SAN JOSE, Calif. -- I've attended TSMC's Technology Symposiums for many years.
Like past years, Taiwan Semiconductor Manufacturing Co. Ltd. (TSMC) presented a dizzying array of technology and new processes at this year's event. It presented new roadmaps in CMOS processes, analog, MEMS, RF and other areas. Here were the surprises and my observations at the one-day event:
1. Morris Chang. Last year, Chang, 79, regained the CEO title at TSMC. He's running the ship amid a chaotic time in the IC industry. But during a keynote this week, Chang seemed as vibrant and feisty as he was when I first met him in the early 1990s.

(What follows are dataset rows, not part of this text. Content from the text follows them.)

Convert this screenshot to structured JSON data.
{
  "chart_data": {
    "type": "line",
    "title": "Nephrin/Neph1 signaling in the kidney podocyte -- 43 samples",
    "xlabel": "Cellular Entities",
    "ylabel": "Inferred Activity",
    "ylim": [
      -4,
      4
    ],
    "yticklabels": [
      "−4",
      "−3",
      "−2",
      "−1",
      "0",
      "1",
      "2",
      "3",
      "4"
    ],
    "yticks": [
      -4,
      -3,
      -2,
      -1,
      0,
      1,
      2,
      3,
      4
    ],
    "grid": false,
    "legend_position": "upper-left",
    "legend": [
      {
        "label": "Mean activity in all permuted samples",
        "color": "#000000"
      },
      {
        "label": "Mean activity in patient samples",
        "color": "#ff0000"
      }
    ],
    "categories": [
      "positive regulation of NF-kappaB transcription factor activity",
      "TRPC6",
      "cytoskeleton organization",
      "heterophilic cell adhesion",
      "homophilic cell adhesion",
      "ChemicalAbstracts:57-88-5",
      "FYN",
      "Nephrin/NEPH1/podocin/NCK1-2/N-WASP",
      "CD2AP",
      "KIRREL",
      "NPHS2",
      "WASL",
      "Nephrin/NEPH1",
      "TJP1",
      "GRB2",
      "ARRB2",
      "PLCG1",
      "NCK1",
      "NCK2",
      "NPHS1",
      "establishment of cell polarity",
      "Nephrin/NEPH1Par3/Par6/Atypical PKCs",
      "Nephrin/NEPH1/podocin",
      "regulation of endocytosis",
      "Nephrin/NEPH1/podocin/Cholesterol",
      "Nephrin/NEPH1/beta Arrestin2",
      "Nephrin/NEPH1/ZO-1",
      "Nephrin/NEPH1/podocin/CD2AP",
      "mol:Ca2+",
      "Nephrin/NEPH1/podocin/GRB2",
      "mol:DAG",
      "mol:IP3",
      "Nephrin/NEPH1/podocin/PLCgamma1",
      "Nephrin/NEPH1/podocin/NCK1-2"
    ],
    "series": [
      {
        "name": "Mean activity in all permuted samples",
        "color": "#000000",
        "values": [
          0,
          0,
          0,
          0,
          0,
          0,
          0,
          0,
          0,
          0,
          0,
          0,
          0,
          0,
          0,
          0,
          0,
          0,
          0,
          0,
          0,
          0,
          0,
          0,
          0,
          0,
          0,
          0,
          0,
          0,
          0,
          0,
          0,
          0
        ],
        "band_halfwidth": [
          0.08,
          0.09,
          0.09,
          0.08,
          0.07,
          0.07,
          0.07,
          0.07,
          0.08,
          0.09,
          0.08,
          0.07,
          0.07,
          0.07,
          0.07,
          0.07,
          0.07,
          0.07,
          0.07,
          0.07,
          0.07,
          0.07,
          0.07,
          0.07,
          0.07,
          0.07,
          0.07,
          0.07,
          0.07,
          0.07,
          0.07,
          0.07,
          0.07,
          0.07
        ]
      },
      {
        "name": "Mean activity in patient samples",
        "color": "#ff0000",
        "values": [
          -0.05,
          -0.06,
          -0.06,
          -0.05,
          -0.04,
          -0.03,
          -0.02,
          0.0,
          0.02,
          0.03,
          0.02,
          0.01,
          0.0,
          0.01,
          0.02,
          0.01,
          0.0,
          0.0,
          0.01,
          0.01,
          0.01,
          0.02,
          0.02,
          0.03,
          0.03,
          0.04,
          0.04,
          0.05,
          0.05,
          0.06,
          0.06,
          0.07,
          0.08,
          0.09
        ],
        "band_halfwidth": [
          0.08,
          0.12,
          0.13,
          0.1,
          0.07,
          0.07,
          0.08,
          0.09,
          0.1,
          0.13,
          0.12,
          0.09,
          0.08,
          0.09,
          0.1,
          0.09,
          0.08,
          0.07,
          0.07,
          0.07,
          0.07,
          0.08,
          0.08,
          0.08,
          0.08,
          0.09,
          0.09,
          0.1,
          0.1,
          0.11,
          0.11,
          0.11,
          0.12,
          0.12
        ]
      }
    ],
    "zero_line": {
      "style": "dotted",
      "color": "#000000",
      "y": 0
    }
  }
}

More importantly, he seems to have restored customer confidence after the company experienced a snafu at the 40-nm node. And with Chang at the helm, the company is far more aggressive in terms of capital spending, R&D and hiring. In fact, Chang said TSMC will expand its workforce from 25,000 today to 29,000 by year's end.
Simply put, TSMC is back on track--much to the chagrin of its rivals.
2. We want capacity! During the keynote, Chang on several occasions said that the company is expanding its fab capacity. Why? The company has been sold out of fab capacity for some time and customers are screaming for more capacity. But my feeling is that TSMC is still being careful about its capacity expansion plans.
Last year, margins were relatively lousy amid the IC downturn. This year, it is enjoying the boom cycle--and margins. So why spoil the party? On the other hand, TSMC has some new competitors--all of which would love to take same business away from the foundry king.
3. Nerves of steel. TSMC has always been a confident company. Almost too cocky. And a little arrogant at times, which is not a bad trait if you're the best in the business. In the past, though, it never really respected its competitors. I remember when it even dismissed IBM and Samsung.
To me, there is a new sense of uneasiness at TSMC: It is finally taking notice of the competition. In fact, there is a new sense of respect for the competitors at TSMC. GlobalFoundries has emerged and Samsung is finally serious about the foundry business.
In recent times, TSMC left its rivals in the dust. However, TSMC stumbled at the 40-nm node with lackluster yields. It was a humbling experience. Now, the company has some real competition. Let the battle begin.